Archive for July 19th, 2010
Wes Craven offers us his summer vacation tale, of a family taking the wrong road through the desert. This is back in ’77 and the idea of crazy folk living out in the countryside, preying on travellers was something not really captured on film. We’d had Chainsaw, but this is a slightly different approach. What Craven creates is a family drama turned upside down and inside out, with all the gore and terror on view.
The story follows a family on a road trip. They are warned early on during a petrol break, ‘don’t take the back roads’ but Big Bob Carter knows different. They run into some trouble when running off the road due to a rabbit, of all things’ jumps out into the road. With a broken axel, the family look for help, only to find a crazy family living in the desert mountains, out for blood and hungry.
This is quite a vicious film. The family are all quite likeable in a very familiar way. They all seem like people you know and can relate to; griping and bitching but accepting and offer allowance. This makes the film more difficult due to a closeness with the audience. The bad guys too have a solid background which again is understandable, a reasoning for being who and why they are, which is not the case with most films of this type, or maybe sometimes a little too far fetched. Here, we have solid reasons for actions. This is Craven’s strength. He’s shown prior, with Last House just how natural he can portray human emotion, loss, desire and love for family and friends. He’s the master of this and digs in deep into the emotion. When his characters take the life of a loved one, you can truly feel the pain. When a baby is stolen, talk of eating it for supper is mentioned, it’s a truly shocking thought.
Again, Craven gives us the main star, who grows in strength to save the day. As always, a girl next door takes the lead; as with Elm Street, Scream, Last House etc, his females are the stronger characters, empowered to defeat the evil males. This is his forte, his signature and once again, here it’s executed perfectly.

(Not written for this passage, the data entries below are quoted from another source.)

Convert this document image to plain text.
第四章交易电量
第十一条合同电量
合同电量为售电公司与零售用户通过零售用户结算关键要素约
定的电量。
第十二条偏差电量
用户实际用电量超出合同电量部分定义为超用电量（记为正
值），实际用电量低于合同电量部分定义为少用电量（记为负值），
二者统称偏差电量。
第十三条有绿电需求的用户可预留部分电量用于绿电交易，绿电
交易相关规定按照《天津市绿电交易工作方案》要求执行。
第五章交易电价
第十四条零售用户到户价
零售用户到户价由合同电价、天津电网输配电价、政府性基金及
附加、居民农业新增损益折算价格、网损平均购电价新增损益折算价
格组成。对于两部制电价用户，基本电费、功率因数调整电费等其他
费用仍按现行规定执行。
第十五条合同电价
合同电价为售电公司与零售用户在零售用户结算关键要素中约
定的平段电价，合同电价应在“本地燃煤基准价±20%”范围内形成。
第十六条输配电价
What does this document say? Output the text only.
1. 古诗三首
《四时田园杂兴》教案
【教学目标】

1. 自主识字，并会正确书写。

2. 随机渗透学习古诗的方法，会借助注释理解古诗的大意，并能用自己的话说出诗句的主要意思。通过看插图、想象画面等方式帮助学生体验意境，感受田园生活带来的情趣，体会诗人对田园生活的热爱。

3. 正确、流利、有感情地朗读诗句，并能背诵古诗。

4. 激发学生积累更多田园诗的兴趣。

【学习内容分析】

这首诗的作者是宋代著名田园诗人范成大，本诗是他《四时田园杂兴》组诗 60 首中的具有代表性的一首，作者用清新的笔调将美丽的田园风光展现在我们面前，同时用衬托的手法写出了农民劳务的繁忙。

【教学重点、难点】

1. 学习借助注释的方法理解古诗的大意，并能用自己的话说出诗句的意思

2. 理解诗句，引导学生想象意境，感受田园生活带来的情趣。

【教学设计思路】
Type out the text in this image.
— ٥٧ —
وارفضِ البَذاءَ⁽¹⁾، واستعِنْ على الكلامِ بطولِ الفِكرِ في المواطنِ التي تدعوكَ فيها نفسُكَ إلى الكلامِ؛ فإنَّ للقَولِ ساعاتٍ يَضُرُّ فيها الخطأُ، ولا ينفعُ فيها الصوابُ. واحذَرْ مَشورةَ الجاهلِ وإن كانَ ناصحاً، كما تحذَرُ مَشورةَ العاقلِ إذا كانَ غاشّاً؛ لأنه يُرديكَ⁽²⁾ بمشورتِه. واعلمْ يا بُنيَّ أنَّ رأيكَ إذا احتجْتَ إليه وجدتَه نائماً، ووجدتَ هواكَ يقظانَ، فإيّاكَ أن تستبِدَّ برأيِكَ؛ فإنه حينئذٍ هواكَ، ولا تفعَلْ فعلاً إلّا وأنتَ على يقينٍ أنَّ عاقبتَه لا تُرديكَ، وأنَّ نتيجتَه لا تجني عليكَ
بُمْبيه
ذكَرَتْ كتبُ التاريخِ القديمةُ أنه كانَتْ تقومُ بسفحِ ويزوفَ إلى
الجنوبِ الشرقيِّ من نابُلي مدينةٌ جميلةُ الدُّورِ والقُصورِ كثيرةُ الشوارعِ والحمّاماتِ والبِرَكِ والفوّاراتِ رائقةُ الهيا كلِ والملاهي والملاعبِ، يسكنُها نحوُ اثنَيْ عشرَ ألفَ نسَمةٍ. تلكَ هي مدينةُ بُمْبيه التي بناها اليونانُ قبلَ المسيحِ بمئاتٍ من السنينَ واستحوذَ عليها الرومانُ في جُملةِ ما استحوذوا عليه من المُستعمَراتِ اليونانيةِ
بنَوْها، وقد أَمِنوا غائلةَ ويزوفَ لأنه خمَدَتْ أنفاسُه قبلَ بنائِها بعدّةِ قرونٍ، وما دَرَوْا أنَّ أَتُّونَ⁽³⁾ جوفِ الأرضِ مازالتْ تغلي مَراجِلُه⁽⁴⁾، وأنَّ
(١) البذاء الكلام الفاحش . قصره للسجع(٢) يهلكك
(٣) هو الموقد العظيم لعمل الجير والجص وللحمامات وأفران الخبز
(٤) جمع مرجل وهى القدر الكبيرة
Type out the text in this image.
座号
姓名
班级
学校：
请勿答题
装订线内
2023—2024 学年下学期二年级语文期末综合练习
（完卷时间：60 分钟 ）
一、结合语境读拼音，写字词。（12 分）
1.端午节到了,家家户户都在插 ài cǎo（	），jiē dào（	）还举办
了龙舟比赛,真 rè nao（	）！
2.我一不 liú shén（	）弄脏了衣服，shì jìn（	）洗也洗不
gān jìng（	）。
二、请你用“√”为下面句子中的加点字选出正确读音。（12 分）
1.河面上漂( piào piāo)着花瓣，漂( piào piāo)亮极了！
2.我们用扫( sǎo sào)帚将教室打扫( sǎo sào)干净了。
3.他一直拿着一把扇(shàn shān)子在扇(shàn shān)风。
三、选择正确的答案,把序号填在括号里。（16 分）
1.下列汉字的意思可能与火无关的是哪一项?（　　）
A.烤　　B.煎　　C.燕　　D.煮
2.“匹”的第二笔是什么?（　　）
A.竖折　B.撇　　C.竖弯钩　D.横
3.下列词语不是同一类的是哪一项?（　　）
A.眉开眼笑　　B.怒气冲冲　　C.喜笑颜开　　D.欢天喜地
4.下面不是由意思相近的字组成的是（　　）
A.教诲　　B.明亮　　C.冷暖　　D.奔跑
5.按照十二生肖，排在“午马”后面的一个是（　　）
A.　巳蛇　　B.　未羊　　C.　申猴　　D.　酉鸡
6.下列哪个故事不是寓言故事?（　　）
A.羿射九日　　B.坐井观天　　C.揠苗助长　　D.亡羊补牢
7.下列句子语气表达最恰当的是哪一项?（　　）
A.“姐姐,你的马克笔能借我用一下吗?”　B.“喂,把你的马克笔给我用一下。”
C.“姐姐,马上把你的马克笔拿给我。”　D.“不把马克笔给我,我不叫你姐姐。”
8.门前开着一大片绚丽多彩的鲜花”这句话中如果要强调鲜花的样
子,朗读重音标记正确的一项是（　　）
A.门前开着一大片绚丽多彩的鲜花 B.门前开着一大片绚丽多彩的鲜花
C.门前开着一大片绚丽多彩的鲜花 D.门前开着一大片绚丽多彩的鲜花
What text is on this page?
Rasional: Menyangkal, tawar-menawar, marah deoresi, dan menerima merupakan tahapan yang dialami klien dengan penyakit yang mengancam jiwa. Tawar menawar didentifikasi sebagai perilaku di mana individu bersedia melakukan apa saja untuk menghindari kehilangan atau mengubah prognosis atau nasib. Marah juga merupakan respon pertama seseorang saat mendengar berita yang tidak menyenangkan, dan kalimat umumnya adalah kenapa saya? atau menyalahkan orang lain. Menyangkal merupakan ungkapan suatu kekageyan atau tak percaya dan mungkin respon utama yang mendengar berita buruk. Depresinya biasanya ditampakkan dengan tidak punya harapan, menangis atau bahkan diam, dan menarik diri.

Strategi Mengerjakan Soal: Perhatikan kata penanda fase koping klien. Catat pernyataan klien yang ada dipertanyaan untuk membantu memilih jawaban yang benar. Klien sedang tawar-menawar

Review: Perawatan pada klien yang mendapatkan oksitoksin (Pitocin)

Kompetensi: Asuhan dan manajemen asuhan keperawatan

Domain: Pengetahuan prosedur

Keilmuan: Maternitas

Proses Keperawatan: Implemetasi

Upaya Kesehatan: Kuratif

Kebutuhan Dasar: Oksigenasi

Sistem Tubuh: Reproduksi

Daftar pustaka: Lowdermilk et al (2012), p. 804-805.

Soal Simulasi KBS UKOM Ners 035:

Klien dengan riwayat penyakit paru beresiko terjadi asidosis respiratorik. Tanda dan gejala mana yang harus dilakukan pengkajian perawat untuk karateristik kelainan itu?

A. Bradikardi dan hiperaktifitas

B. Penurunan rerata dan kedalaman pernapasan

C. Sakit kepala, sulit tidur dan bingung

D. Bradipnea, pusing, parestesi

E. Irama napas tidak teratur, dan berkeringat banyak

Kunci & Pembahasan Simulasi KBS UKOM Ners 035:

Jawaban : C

The film has some tremendous casting roles. Michael Berryman is amazing here as Pluto, probably his most memorable role. Dee Wallace, Robert Huston and James Whitworth all offer a solid performance, but it’s Susan Lanier who steal the show. Her performance is outstanding and it’s a damn shame she barely made a career, although I’m sure the trauma of this role could have had something to do with that.
This is a brutal, shocking, vicious piece, yet heart warming and enduring on the eye. Beautifully filmed, capturing human emotion.